Health policy makers should listen to social media users. Social media users are anxious to voice their opinions and perspectives online. If you ever need a public vote for something, you’ll likely have far more responses if you ask a group of people to write in from the comfort of their own home over social media, than you would if you required people to drive down to a town hall and speak. While some research has investigated social media as a tool to gauge public opinion, this application is largely unexplored (Keller et al., 2014). Toscano (2016) argues that it’s time for our public participation policies and practices to catch up with contemporary communication. This includes social media. Toscano points out that failing to “give legitimacy to social media despite the fact these platforms have ushered in vast opportunities for citizens to engage,” implies that mode of delivery is more important than content (Toscano, 2016, p. 1). When social media content is ignored, health policy makers miss a valuable opportunity to gain insight from the very populations impacted by their policies (Toscano, 2016).
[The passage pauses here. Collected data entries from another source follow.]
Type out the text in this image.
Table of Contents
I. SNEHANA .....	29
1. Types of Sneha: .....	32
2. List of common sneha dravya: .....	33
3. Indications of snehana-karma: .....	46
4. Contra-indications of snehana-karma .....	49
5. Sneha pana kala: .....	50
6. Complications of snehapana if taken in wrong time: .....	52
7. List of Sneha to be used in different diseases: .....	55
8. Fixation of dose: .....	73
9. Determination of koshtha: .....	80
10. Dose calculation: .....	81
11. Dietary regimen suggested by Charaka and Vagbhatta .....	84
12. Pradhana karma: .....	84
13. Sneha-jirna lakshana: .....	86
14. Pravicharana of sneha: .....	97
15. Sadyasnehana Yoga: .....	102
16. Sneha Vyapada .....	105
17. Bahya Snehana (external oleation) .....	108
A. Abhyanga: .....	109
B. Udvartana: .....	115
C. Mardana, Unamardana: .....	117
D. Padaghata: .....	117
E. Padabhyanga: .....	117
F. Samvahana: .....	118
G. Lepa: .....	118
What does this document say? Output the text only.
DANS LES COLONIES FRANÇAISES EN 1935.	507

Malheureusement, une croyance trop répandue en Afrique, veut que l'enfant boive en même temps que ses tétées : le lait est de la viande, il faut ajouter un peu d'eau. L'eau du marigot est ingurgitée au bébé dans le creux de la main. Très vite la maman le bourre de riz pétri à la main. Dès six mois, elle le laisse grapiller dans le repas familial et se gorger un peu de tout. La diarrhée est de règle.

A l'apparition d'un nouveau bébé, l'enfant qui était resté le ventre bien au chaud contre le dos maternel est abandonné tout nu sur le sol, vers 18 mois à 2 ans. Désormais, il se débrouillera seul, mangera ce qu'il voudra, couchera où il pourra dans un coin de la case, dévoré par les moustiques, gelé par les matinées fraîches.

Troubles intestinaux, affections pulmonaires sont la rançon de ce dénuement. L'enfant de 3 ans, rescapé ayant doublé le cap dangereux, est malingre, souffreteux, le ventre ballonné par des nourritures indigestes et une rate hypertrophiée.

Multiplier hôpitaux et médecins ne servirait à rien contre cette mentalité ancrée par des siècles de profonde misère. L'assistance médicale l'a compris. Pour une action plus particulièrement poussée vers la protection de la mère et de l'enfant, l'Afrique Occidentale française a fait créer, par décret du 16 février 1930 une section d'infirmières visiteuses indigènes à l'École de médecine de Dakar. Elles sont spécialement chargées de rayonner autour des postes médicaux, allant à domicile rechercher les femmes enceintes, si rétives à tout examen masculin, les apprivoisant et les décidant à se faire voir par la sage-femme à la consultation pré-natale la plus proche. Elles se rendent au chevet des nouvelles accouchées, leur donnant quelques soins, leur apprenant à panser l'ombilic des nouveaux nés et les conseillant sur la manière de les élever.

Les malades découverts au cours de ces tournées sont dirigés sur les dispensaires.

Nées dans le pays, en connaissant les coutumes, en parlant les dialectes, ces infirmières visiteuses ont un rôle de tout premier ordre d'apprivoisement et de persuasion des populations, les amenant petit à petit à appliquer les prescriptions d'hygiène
Health policy makers should disseminate policy through trusted brands over social media. Trusted brands play a critical role in health information seeking behavior (Kim, 2016; Ye, 2011). For example, during the 2014 Ebola outbreak, health-information seekers referred to trusted brands, such as the BBC and the WHO for information, over new health information sources (Luckerson, 2014). With this observation in mind, health policy makers can leverage trusted social media sources and pages to translate health policy into public practice (Naseri Boori Abadi & Sheikhtaheri, 2015). This might involve targeting familiar social media pages with health policy information or piggybacking on trending topics. By doing so, health policy makers ensure that the public is able to review the information in a comfortable and familiar venue (Cole et al., 2016).